Prolactin levels change. Surges with orgasm for a while. Hold or interact with a baby and it will go up. In your case, these responses could be exaggerated.


Thanks for the post KSman

I would estimate 4 years, give or take a year. Im not 100% sure but its been a while that seems like a lifetime.

I learned something about my doc today. Hes an old conservative geezer that would not listen to a word i said. I wont be seeing him anymore, way too expensive and has has not updated his knowledge about endocrinology since 1980 it seems. He said there was nothing more he could do and i should visit him in 6 months. When i asked about meds he said it wasnt neccesary.

Anyways regarding medication im on my own for now and i am a little tight on cash. I have read around about prolactin surpression and came across pramipexole. Seemed to have worked great for people so i placed an order on that instead seeing it was twice as cheap as caber. So right now i have pramipexole and deprenyl on the way, might switch to caber when stuff settle a little.
As for anastrozole i wont be able to get it until i order the next batch(1 month). But i might be able to get a hold of 6-oxo until then, should use that or skip it?
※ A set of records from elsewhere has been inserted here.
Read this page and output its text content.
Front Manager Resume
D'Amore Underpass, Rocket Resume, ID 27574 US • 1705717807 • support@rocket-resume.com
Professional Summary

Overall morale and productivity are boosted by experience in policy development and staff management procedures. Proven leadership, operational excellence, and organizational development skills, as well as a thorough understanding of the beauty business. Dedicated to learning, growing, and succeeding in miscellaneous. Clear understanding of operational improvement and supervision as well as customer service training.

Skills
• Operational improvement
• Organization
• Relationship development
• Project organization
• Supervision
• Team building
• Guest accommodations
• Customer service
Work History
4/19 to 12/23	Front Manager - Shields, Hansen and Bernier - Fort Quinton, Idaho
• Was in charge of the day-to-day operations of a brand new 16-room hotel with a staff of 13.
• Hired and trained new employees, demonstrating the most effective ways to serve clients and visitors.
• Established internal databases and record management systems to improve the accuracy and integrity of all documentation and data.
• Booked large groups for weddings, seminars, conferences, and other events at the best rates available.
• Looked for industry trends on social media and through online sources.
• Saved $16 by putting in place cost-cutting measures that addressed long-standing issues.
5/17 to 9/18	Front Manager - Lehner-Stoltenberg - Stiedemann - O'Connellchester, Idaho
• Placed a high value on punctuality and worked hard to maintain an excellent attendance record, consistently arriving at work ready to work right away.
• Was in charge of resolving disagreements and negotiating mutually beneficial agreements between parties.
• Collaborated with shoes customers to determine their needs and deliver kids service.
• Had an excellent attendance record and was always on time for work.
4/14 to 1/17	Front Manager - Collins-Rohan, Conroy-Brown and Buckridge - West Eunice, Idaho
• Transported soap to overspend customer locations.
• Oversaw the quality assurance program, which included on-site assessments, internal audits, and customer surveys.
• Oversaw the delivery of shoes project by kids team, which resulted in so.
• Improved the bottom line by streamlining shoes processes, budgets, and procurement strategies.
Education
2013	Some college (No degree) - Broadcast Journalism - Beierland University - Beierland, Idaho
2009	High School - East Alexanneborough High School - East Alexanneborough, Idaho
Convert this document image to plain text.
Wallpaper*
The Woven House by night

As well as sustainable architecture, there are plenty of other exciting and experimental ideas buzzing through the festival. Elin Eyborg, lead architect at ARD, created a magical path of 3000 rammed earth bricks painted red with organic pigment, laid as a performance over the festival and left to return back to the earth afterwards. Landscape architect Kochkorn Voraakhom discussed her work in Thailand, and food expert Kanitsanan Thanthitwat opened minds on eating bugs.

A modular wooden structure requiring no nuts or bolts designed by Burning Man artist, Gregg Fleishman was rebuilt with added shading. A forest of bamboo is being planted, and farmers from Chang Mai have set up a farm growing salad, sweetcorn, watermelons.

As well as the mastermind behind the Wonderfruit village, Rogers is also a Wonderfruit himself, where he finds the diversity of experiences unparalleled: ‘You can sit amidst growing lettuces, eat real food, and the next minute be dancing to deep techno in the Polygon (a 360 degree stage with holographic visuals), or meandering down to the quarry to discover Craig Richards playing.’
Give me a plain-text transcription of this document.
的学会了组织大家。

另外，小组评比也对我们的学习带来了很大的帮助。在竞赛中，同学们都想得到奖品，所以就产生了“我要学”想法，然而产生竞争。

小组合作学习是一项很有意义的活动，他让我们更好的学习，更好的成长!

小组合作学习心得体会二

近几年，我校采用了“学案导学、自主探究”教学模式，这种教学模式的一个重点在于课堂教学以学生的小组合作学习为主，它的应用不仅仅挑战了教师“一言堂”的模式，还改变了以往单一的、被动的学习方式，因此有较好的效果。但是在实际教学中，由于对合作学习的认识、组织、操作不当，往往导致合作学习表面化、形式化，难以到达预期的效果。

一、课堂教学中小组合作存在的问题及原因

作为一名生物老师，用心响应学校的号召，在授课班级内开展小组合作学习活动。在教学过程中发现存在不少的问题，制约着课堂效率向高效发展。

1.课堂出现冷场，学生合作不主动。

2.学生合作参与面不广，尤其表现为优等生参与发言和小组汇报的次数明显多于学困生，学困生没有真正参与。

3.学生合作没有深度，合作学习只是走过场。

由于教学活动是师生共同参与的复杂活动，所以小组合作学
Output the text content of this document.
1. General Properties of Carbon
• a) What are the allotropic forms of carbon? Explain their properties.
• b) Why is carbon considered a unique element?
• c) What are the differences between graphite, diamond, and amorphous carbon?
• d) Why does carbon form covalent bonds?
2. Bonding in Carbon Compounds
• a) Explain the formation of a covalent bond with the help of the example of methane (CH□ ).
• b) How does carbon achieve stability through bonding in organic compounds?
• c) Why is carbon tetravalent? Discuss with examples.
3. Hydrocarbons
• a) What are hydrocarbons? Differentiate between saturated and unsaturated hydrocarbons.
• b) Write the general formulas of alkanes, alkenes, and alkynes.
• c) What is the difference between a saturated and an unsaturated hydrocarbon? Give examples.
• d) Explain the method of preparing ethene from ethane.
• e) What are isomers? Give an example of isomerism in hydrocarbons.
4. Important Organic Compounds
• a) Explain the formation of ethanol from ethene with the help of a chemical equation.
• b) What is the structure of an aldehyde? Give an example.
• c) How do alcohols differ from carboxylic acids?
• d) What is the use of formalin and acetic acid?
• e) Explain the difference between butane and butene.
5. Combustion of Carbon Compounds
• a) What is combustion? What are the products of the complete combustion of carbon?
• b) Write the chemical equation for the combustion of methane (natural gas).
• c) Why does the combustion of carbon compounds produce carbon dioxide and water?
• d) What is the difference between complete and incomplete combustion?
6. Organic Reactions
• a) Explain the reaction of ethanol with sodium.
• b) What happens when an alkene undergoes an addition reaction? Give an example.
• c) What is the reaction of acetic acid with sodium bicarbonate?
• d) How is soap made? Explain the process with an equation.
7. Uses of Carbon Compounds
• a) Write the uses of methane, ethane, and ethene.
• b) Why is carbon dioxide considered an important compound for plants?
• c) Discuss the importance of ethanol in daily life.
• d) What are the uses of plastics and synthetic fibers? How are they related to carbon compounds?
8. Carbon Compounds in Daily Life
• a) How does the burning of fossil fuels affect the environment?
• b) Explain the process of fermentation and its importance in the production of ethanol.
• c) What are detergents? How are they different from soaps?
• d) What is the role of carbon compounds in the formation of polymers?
As for prami, do you know anything about dose schedule? I have read it is stronger than caber, tabs i ordered were 0.18mg. 20 tabs for same price as 2 tabs of 0.5 caber


I have no knowledge of pramipexole use. You should use the smallest effective dose. Please let me know how this works for you. Please PM with source.

You will probably be better off with a liquid research chem product for anastrozole.